If estrogens can act as rapid, local modulators, then acute changes in estrogen synthesis or brain estrogen content should be detectable. As described above, one means of detecting rapid changes in estrogen synthesis is via measuring the enzymatic activity of aromatase (i.e., activity that directly reflects the biochemical conversion of androgen precursors into active estrogens). Several groups have presented evidence for the rapid regulation of aromatase in brain. In quail hypothalamic explants, the activity of aromatase is rapidly and reversibly inhibited by potassium-or glutamate-evoked excitation and calcium-dependent phosphorylating conditions (51, 58). There is also strong evidence that quail hypothalamic aromatase activity is rapidly regulated in vivo by sexual interactions (3, 59, 60) and acute stress (61-63). In territorial white-crowned sparrows, brief territorial challenges are associated with no changes in aromatase activity but lead to acute suppression of estradiol in several behaviorally-important brain regions (including hypothalamusand hippocampus), as assessed using tissue micropunches (64). In teleost fish, brain aromatase activity is suppressed during socially-induced changes in aggression and gonadal sex in bluebanded gobies (65) and rapid aromatization is associated with increased sexual motivation in goldfish (66). Lastly, pharmacological inhibition of aromatase in the brain can acutely disrupt sexual behavior in mice (67) and territoriality in songbirds (68). Therefore, evidence from several representative vertebrate species shows that acute changes in brain estrogen synthesis are associated with acute changes in behavior.

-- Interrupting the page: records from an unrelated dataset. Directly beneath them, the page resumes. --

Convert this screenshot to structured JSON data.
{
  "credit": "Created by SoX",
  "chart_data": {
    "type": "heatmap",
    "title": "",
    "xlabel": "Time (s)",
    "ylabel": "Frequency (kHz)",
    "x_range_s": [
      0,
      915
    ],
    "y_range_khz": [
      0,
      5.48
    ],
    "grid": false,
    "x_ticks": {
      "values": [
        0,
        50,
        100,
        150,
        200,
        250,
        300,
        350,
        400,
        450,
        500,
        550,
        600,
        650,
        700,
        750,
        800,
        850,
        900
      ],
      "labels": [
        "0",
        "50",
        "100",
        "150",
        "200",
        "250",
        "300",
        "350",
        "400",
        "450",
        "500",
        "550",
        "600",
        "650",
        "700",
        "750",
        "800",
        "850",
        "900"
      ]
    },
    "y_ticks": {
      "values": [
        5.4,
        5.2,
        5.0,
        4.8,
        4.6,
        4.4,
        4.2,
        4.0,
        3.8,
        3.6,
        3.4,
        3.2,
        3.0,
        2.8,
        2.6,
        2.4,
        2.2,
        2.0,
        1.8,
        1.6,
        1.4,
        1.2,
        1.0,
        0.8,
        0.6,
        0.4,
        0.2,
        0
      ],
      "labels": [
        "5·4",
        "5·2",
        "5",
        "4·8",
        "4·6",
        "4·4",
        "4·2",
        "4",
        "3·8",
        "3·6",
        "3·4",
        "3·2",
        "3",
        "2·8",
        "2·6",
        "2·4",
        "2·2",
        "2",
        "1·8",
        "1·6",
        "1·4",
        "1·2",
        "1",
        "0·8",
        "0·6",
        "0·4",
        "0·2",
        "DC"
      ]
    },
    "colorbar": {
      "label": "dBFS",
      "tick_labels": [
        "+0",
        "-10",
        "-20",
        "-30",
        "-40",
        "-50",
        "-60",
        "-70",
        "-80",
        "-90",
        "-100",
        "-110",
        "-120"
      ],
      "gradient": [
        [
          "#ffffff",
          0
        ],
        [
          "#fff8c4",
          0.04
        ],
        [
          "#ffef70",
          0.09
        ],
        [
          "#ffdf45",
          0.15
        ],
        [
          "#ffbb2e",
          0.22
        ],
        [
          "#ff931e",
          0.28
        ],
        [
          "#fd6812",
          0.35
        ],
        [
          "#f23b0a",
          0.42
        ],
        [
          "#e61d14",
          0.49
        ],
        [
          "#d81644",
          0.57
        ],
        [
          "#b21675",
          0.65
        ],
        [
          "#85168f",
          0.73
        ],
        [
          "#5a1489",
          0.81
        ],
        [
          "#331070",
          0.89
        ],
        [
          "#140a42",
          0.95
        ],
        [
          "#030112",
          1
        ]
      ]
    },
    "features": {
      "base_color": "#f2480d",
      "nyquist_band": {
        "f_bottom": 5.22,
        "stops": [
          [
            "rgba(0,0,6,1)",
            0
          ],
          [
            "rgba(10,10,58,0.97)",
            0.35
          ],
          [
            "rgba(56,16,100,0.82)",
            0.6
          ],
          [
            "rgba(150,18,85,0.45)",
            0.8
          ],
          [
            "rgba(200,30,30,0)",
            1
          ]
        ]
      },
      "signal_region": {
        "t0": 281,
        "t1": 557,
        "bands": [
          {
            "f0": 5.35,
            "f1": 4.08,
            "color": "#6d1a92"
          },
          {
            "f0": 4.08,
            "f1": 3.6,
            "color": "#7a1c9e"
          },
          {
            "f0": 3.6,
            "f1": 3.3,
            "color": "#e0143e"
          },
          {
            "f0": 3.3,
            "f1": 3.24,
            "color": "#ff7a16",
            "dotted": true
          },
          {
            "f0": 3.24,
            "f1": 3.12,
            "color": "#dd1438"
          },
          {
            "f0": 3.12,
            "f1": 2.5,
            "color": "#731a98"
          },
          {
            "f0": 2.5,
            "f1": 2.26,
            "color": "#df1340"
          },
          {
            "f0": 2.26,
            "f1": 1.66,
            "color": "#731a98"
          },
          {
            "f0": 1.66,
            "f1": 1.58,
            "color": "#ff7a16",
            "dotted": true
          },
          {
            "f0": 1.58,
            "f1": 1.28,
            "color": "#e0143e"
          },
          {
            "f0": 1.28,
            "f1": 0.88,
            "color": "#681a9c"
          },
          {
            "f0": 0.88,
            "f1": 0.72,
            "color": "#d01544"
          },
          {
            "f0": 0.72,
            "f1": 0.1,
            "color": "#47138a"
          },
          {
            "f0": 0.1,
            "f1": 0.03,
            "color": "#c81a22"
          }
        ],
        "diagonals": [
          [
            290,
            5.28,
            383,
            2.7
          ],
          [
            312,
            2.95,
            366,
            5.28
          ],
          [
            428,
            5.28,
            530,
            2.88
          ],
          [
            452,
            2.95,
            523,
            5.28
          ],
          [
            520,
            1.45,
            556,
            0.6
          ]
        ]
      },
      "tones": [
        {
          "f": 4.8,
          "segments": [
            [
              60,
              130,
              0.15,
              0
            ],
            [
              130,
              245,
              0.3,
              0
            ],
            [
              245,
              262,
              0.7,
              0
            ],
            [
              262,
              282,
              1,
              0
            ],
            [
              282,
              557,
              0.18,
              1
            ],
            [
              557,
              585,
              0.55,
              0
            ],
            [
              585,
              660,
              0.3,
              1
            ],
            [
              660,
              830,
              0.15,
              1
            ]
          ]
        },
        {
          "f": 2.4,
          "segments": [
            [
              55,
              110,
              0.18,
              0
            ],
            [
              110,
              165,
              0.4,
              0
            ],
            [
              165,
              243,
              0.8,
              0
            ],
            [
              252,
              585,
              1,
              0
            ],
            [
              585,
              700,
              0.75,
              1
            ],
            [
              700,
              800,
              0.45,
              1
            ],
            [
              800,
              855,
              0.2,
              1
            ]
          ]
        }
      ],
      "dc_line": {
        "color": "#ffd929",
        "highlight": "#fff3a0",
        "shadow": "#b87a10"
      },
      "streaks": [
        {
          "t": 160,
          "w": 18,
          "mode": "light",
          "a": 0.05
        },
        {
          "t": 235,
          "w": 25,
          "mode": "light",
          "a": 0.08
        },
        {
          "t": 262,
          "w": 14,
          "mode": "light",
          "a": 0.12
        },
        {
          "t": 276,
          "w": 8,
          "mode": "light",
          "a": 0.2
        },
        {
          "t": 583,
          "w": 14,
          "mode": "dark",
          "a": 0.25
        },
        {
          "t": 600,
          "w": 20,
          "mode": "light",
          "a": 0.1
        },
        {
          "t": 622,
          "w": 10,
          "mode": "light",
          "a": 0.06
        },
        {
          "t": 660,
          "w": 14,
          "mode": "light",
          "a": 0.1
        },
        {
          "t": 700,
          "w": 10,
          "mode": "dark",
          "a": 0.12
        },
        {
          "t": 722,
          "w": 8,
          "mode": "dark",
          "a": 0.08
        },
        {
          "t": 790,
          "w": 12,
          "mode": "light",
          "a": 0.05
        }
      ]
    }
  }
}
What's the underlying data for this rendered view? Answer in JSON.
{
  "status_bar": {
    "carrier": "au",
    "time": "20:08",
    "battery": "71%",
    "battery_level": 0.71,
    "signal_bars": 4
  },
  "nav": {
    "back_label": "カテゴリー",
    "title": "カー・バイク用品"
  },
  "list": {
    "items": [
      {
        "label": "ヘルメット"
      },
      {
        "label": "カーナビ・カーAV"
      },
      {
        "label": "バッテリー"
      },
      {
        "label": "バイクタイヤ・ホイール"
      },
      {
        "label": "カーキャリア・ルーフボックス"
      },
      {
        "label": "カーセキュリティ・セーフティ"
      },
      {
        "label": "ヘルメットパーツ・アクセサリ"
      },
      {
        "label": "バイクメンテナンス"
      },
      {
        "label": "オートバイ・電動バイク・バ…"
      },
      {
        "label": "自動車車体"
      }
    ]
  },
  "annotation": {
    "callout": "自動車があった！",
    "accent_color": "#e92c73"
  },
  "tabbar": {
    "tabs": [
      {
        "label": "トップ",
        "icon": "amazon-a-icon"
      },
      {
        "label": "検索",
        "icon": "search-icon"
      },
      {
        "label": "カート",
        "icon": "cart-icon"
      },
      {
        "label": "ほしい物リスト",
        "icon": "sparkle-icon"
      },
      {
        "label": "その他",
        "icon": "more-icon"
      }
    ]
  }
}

An alternative means of detecting rapid changes in estrogen synthesis is via measuring the fluctuations in brain estrogens directly. In vivo microdialysis for estradiol has been validated to quantify changes in estradiol levels in the CNS of awake, behaving songbirds (52). These experiments have focused primarily on a region of the songbird brain that is analogous to mammalian secondary auditory cortex, the caudomedial nidopallium (NCM). The NCM is relatively large, and is enriched in both somal and presynaptic aromatase expression (23, 41, 45), making it especially suited to in vivo microdialysis. Due to limits in detection, sampling intervals in published work to date has been limited to 30-min time bins for quantifying estradiol fluctuations. In male zebra finches, local levels of estradiol in the NCM increase during social interactions with females (when males are typically singing) and when males are exposed to artificial playback of zebra finch songs, but not control sounds (52).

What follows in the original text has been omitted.